Games of the My Past
Ye olde Sim games – SimAnt, SimEarth, SimCity 2000, SimPark, SimTown
SimEarth and SimAnt were among the first games I played, both during elementary school. SimEarth was the first “grown-up” (non kiddie) game I played, purchased for me by my dad at CompUSA. The manual was incredibly thick and I didn’t really understand most of it, but I knew the cheats to advance my societies quickly! SimAnt and SimCity 2000 followed closely behind when I was a little older and more able to understand the structure of the games. I always had difficulties keeping my cities from not degenerating into rioting messes in SimCity, but I was pretty successful as an Ant Empire Leader in SimAnt.

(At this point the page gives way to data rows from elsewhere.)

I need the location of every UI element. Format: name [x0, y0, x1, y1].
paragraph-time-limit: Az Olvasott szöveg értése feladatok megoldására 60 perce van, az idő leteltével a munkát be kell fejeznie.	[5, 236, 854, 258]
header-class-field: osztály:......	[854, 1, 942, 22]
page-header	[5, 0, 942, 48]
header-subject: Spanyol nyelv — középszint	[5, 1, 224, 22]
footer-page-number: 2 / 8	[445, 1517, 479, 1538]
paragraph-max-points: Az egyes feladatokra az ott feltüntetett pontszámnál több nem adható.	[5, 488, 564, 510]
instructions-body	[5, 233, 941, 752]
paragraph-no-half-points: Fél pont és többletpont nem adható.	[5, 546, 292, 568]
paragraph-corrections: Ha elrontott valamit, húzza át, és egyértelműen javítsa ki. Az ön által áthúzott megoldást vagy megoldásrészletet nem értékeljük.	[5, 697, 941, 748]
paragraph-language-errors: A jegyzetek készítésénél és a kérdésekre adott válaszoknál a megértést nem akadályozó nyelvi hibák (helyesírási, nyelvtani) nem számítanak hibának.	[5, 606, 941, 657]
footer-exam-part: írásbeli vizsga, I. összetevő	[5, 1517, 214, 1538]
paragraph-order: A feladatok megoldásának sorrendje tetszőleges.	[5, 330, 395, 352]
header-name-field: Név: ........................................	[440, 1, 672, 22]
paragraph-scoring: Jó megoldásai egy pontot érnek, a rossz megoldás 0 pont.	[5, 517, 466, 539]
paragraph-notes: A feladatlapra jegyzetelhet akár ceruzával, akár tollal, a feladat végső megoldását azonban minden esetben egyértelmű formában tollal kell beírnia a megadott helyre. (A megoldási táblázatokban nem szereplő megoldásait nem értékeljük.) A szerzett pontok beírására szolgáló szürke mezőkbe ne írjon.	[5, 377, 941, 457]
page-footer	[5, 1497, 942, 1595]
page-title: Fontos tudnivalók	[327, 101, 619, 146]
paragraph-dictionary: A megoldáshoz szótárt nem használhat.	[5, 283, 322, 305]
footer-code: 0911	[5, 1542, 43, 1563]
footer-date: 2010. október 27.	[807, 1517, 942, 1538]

King’s Quest V and later editions
King’s Quest V: Absence Makes the Heart Go Yonder wins the prize for the first adventure/role-playing game I ever played. I picked it up with my mom as a “report card present” at the store. Five days later we were at the store again to pick up the walk-through guide since I was hopelessly stuck! This game instilled in me a great hatred of empty desert zones.
Age of Empires, Civilization, Caesar II
I’ll lump all these games together as my strategy game experience, although Caesar II is more of a city-sim mixed with some strategy. My sister and I both played these games (she never liked King’s Quest) and she was typically much better at them than I was. Still, I had fun cheating and wrecking armies in Age of Empires.
The Realm Online
The Realm was one of the first forays into graphical multi-player games and I was allowed to subscribe to it for a brief stint in middle school, never getting much higher than level 15 or so. My favorite part was creating characters and picking out nice outfits for them. Once again, the apparent fantasy game obsession with large desert zones struck here. This is also where I first encountered the standard adventure game trinity of tanks, healers and damage dealers (in its infancy, of course)…and decided that healing characters were wimps.
Carmen Sandiego and other Educational Games
Pretty much any game that said “educational” was a go in my house. This included classics such as Carmen Sandiego and the Oregon Trail, but also lesser known titles such as the Amazon Trail and the Gold Rush. They were educational, I suppose. Thanks to Carmen Sandiego I learned what spelunking meant and thanks to the Gold Rush I learned how to prevent scurvy.